Thankfully, many believe the Democratic-controlled Senate will kill the bill, as several attempts to pass the law have failed in the past.
As written, the bill is simply too broad, allowing all employees of a business to become “justified in using any degree of physical force, including deadly force, against another person” when that other person has committed a crime. It goes so far as to allow such force even when that person “intends” to commit a crime or the employee “reasonably believes that the other person might use any physical force, no matter how slight, against any occupant of the dwelling or place of business.”
The words “intention” and “no matter how slight” set dangerously low thresholds for use of potentially deadly force.

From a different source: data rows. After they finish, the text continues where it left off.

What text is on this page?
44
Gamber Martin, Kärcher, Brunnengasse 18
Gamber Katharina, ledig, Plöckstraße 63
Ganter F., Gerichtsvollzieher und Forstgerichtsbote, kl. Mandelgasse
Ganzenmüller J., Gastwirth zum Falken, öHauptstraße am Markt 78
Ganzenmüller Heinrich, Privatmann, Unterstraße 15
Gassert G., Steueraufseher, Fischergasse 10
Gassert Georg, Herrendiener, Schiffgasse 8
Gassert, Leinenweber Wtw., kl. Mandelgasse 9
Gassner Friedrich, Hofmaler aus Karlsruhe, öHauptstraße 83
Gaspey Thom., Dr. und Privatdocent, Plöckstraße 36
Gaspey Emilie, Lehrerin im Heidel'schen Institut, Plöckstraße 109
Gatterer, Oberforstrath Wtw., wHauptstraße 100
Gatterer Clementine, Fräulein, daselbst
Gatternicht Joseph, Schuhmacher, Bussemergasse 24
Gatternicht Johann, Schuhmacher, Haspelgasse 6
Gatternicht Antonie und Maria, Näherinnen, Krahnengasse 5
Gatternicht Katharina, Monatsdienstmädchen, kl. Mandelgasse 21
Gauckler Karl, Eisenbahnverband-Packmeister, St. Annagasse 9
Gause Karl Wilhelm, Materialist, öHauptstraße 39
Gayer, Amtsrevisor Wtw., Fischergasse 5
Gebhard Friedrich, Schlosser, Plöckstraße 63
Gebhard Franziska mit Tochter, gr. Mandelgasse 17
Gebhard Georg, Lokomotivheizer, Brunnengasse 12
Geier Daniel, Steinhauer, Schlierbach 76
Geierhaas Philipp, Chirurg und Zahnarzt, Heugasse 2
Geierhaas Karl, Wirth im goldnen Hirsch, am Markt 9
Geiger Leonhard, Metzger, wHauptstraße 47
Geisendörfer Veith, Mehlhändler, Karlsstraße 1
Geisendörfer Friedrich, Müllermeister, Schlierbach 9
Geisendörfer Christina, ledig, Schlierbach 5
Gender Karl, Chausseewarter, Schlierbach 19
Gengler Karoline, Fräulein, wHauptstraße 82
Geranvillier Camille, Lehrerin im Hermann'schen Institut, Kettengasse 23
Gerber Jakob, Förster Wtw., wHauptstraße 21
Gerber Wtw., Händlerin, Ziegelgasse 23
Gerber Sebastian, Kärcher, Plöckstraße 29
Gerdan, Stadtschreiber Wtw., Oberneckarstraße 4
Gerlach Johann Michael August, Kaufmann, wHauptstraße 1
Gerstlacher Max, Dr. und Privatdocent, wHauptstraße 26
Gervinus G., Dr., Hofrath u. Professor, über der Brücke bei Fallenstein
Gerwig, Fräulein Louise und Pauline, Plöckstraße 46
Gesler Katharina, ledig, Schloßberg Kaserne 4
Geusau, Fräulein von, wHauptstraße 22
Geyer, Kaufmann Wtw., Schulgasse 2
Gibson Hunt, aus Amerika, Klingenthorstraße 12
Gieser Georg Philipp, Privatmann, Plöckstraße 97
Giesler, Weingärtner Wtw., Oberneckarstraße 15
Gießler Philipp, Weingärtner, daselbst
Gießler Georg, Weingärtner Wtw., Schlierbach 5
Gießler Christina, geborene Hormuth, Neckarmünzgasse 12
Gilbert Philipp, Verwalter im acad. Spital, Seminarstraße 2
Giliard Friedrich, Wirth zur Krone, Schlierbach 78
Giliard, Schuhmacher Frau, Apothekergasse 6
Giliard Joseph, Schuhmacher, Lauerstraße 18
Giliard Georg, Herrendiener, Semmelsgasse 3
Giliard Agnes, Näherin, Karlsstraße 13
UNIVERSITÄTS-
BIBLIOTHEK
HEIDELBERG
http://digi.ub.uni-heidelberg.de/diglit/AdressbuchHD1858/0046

Further, House Bill 1088 grants immunity from criminal prosecution and civil liability.
One of the bill’s sponsors asks: “Are you worth somehow less in the workplace than you are in your residence?”
The simple answer is “No.” But conflicts with strangers are more likely to occur in the course of doing business.
And that should worry business owners, as the proposed law says nothing about protecting a proprietor whose employees choose to carry out justice on their behalf under such broad definitions. If the shooter is immune, could the business owner be liable?
Current law allows for the right to self-defense and adequately addresses self-protection at home.
This attempt at making the law better isn’t on target.